Tuesday, January 25, 2011

IMF projects 5.5pc Sub-saharan Africa growth

Most countries in sub-Saharan Africa have recovered quickly from the global financial crisis, with the region projected to grow by 5.5 per cent in 2011. But the pace of the recovery has varied within the region.
"Output growth in most oil exporters and low-income countries (LICs) is now close to precrisis highs," according to the 2011 World Economic Outlook (WEO) published by the International Monetary Fund (IMF). "The recovery in South Africa and its neighbours, however, has been more subdued, reflecting the more severe impact of the collapse in world trade and elevated unemployment levels that are proving difficult to reduce."

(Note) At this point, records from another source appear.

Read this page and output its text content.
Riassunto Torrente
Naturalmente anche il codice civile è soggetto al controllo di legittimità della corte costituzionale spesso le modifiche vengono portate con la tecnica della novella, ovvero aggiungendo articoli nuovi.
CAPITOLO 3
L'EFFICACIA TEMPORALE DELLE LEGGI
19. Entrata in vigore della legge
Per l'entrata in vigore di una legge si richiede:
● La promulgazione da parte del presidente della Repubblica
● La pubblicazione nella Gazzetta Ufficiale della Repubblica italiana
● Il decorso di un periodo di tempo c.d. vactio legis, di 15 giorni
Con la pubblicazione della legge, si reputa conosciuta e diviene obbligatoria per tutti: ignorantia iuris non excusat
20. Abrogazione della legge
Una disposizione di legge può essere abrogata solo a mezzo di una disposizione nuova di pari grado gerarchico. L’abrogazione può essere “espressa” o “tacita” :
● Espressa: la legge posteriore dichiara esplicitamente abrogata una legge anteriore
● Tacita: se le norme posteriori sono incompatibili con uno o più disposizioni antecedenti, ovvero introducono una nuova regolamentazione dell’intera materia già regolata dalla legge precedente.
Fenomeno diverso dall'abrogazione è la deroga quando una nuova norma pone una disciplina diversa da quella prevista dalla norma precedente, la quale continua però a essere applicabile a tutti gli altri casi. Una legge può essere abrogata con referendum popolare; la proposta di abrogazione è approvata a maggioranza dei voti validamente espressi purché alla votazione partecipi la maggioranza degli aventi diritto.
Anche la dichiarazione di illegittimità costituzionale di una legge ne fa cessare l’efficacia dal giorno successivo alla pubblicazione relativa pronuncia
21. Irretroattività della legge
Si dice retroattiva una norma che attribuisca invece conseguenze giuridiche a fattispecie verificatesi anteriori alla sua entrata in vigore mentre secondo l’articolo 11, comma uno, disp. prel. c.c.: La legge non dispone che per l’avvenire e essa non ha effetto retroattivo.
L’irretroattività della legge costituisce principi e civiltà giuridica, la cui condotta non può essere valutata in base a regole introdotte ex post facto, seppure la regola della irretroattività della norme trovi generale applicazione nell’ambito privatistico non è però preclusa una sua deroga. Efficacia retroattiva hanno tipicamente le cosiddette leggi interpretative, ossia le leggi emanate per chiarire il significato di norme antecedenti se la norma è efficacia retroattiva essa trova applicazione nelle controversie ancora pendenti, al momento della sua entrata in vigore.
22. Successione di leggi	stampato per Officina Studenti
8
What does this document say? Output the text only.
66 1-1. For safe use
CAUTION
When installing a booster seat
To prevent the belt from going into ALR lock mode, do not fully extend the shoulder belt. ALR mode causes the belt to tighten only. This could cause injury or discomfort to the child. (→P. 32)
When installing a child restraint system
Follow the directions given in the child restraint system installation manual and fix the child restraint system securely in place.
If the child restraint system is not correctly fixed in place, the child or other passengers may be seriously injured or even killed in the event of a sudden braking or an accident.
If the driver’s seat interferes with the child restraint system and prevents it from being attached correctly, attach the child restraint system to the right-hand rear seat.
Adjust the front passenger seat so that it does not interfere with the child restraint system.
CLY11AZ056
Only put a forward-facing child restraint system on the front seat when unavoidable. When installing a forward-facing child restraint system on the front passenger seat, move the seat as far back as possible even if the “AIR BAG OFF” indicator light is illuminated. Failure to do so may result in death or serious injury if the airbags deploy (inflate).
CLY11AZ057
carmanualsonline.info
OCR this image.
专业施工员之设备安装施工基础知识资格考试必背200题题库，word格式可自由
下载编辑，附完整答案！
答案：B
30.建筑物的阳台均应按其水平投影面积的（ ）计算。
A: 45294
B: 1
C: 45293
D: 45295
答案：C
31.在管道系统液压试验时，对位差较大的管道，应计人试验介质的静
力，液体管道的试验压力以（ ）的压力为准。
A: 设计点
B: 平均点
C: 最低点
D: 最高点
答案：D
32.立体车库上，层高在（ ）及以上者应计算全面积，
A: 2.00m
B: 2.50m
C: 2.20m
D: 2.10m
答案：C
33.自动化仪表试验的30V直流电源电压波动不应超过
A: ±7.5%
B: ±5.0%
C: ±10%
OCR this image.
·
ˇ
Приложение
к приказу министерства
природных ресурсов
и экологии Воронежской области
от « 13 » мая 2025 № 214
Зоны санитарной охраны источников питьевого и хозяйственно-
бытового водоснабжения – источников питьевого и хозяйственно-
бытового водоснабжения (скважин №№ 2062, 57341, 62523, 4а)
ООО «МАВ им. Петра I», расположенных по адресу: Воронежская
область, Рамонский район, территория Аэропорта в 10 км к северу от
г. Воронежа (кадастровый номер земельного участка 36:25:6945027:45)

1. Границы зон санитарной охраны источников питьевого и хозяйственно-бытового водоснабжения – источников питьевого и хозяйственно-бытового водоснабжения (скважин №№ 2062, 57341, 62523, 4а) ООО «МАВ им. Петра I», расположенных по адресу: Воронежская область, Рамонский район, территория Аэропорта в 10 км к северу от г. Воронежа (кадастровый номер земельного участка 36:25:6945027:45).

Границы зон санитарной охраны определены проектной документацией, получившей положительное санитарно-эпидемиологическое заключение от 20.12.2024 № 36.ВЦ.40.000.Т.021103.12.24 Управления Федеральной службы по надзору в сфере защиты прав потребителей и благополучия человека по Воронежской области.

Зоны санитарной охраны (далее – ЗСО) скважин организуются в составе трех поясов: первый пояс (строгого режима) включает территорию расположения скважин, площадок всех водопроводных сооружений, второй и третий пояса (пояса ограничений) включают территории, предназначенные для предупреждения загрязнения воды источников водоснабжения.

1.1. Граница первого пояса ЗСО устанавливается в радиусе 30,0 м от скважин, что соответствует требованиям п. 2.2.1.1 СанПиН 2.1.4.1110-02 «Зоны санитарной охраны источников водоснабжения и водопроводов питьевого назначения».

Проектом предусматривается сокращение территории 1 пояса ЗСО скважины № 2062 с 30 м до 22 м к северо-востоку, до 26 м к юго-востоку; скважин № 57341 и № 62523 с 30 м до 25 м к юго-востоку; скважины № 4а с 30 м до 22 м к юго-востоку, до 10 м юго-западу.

The report said that prior to the recent global crisis, sub-Saharan Africa enjoyed a period of strong growth. Growth in the region’s 29 LICs was particularly impressive at more than six per cent during 2004–08, second only to developing Asia. This reflected the improved political environment, favorable external conditions, and sound macroeconomic management.
The strong initial conditions helped most countries in the region weather the worst effects of the food and fuel price hikes of 2007–08 and the subsequent global financial crisis, it said, adding that many countries supported output by injecting fiscal stimulus and lowering interest rates. As a result, LICs in the region continued to grow at nearly five per cent in 2009, although output fell in the region’s middle-income countries — a grouping dominated by South Africa.
In most of the oil-exporting countries growth slowed, with the notable exception of Nigeria.
Most countries in the region have now returned to precrisis growth rates. In 2011, LICs are projected to grow by 6.5 per cent, it said. "Domestic demand is being supported by automatic stabilisers, expansion in public investment and social support programs, and continued monetary accommodation."
Growing trade ties with Asia are also playing a role in the region’s recovery, primarily through commodity markets. Output growth has rebounded in South Africa, but high unemployment and subdued confidence are expected to continue to dampen the pace of recovery, restricting growth to about 3.5 per cent in 2011.
Risks remain weighted to the downside, however. The pace of recovery in Europe, the dominant trade partner for most non-oil-exporting countries in sub-Saharan Africa, is modest and uncertain. More immediately, the sharp pickup in fuel and food prices stands to make a significant impact on many non-oil-exporting countries.
Rising food prices are likely to affect the urban poor in particular, given the high share of food in their consumption baskets. In response, governments will need to consider targeted social safety nets, with attendant fiscal costs. Managing these pressures, particularly against the backdrop of elevated fiscal deficits and narrowing output gaps, will be an important challenge for the region in 2011— a year with a busy political calendar, including perhaps 17 national elections.
With recovery at hand in most countries in the region, the emphasis of macroeconomic policies needs to shift to countercyclical fiscal policy helped support output growth during the crisis, but has resulted in wider fiscal deficits across the board. With growth in most countries now approaching potential, the consistency of these wider deficits with financing and medium-term debt sustainability considerations should be reviewed. To promote growth and poverty reduction, attention also needs to be given to the appropriateness of the composition of government spending and revenue sources.
Similarly, inflation remains in check in most countries, and the monetary stance seems appropriate. But policymakers should remain alert to potential pressure from rising commodity prices — particularly with growth approaching potential levels.
Other policy areas requiring sustained attention include more intensive monitoring and sounder regulation of the financial sector, continuing policy improvements targeted at the business environment, and robust public financing mechanisms to plan and control government spending, including infrastructure investment.